Thu Sep 29, 2011 11:59 am

Physics time: The voltage over a capacitor is linearly dependent on the charge and reciprocal on the capacitance, or the other way around, Q=V*C, charge equals voltage times capacitance. Charge is measured in coulombs, capacitance is measured in farads. A 1F capacitor charged to 1 coulomb will measure 1V. From this you can see how much energy is stored in a given capacitor at a given voltage.

Let's say you can use voltages between 3V and 5V to power your circuit and you're using a 10F capacitor (or ten 1F capacitors) charged to 5V to store energy. At 5V, there's a charge of 50C, at 3V the remaining charge is 30C. The average voltage is 4V and you got Q equals 20 coulombs out of the capacitor. You know that power is voltage times current, P=V*I. Work (or energy) is power times duration, W=P*deltat. Thus W=V*I*deltat.

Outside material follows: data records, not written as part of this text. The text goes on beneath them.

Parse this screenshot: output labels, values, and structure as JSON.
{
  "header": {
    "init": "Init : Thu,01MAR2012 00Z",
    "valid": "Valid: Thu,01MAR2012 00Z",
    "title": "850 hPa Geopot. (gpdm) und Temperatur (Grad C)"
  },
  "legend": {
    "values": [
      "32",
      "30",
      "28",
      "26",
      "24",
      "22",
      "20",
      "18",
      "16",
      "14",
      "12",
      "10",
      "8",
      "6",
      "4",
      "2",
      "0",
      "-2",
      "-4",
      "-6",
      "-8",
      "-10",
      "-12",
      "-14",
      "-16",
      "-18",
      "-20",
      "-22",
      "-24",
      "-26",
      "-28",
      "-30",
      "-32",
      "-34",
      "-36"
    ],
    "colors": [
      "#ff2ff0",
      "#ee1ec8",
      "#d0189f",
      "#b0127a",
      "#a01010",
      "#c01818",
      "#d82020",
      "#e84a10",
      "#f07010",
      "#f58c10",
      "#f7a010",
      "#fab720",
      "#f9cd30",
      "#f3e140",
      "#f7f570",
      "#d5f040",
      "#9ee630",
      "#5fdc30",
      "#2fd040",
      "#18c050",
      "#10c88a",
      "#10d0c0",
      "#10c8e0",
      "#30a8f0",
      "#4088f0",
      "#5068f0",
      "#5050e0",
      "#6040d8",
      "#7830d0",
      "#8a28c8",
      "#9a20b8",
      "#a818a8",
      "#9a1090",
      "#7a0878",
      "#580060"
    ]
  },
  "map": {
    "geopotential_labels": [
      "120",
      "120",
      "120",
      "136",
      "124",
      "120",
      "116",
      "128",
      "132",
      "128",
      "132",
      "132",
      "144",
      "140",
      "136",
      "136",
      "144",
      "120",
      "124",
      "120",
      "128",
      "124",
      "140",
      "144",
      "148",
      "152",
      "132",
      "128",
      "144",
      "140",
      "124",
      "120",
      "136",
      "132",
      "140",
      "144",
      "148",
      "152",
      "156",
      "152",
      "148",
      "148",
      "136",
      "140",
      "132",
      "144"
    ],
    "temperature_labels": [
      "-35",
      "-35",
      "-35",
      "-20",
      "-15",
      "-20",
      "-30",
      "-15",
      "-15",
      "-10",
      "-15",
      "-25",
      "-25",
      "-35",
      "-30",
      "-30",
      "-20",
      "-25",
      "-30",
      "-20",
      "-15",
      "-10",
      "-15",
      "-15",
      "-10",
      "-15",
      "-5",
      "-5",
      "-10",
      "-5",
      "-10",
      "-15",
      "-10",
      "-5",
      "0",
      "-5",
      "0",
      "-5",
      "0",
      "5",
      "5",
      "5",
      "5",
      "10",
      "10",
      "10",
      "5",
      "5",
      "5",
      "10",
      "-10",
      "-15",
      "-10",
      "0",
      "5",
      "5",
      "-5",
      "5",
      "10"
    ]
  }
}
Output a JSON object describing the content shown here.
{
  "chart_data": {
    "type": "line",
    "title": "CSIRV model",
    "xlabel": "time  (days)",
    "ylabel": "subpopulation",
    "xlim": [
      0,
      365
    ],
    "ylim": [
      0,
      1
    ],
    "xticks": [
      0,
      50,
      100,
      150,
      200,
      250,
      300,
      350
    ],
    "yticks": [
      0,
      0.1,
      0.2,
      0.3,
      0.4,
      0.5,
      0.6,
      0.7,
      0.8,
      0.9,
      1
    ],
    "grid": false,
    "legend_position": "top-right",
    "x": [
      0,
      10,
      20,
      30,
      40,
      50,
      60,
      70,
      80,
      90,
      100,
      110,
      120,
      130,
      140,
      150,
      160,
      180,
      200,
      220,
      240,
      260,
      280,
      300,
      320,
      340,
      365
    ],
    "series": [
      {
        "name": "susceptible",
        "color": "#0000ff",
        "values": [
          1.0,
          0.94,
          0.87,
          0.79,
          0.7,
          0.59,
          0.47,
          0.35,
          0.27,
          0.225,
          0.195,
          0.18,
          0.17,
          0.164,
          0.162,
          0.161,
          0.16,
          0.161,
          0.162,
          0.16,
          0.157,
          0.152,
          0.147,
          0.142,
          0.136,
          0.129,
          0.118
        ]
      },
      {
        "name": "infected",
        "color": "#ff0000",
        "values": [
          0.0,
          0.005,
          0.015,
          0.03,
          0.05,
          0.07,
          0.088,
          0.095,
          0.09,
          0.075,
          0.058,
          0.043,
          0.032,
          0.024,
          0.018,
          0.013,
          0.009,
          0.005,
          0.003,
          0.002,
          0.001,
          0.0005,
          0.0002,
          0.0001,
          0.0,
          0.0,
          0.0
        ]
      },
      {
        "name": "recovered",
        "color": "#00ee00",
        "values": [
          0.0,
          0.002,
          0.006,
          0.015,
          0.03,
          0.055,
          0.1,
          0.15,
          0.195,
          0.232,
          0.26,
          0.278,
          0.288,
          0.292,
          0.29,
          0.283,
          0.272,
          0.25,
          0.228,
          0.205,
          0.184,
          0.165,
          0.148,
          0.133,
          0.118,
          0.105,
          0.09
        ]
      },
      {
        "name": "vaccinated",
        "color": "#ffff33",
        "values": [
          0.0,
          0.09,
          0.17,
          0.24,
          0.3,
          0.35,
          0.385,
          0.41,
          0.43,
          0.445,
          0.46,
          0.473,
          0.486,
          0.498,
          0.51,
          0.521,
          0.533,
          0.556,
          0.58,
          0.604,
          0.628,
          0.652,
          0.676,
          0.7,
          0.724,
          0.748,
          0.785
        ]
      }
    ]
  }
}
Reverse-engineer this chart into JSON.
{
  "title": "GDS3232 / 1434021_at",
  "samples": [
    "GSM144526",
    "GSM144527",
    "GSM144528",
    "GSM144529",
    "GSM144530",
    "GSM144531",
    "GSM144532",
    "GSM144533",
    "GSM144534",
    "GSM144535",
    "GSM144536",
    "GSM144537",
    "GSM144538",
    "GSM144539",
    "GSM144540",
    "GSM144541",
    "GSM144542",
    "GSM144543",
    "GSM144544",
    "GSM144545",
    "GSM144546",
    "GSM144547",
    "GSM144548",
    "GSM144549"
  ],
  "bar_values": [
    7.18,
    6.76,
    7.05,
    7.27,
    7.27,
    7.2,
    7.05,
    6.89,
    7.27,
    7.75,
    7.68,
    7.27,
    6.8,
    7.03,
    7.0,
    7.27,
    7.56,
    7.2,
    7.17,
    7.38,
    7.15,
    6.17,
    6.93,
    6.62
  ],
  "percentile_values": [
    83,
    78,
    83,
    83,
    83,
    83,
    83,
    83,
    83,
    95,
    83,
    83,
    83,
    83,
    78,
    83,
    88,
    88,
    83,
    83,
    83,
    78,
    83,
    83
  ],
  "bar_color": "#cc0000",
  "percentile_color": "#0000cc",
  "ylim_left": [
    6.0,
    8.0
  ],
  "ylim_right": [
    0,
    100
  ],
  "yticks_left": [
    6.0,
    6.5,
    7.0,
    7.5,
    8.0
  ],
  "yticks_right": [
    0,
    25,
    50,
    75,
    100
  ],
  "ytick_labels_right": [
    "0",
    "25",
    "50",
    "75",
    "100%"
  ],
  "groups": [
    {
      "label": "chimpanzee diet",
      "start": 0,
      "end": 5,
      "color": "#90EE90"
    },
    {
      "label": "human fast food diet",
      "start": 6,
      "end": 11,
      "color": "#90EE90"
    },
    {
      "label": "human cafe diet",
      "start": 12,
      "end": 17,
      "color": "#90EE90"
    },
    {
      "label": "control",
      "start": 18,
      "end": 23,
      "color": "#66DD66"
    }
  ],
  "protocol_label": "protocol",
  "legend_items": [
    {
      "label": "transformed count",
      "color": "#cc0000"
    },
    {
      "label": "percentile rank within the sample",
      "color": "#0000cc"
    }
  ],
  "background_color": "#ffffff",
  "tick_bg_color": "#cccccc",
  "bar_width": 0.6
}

The current is charge divided by duration, so W=V*Q. In our example, you got 4V*20C=80J out of the capacitor. One joule is one Ws (wattsecond), so if the circuit consumes 2W, then you can power it this way for 40 seconds.

The energy stored in a capacitor is usually given as W=0.5*C*V^2. To see that our calculation is correct, set the low voltage to 0V: Charge 50C, average 2.5V, so W=2.5V*50C=125J. That's the same as W=0.5*10F*(5V)^2=125J. In practice you can't use voltages below a certain threshold.

Let's say you buy two 2600F 2.5V supercaps and put them in series to get to 5V. Again, let's say you can use 3V to 5V. That's W=0.5*(5V+3V)*(5V-3V)*2600F=20800J. At 2W, that would be 20800Ws/2W=10400s or about 2 hours and 50 minutes, if the capacitor could hold a charge that long. Of course you'd have to pay more than twice the price of a Raspberry Pi Model B just for the capacitors. Four rechargeable AA batteries store about twice as much energy.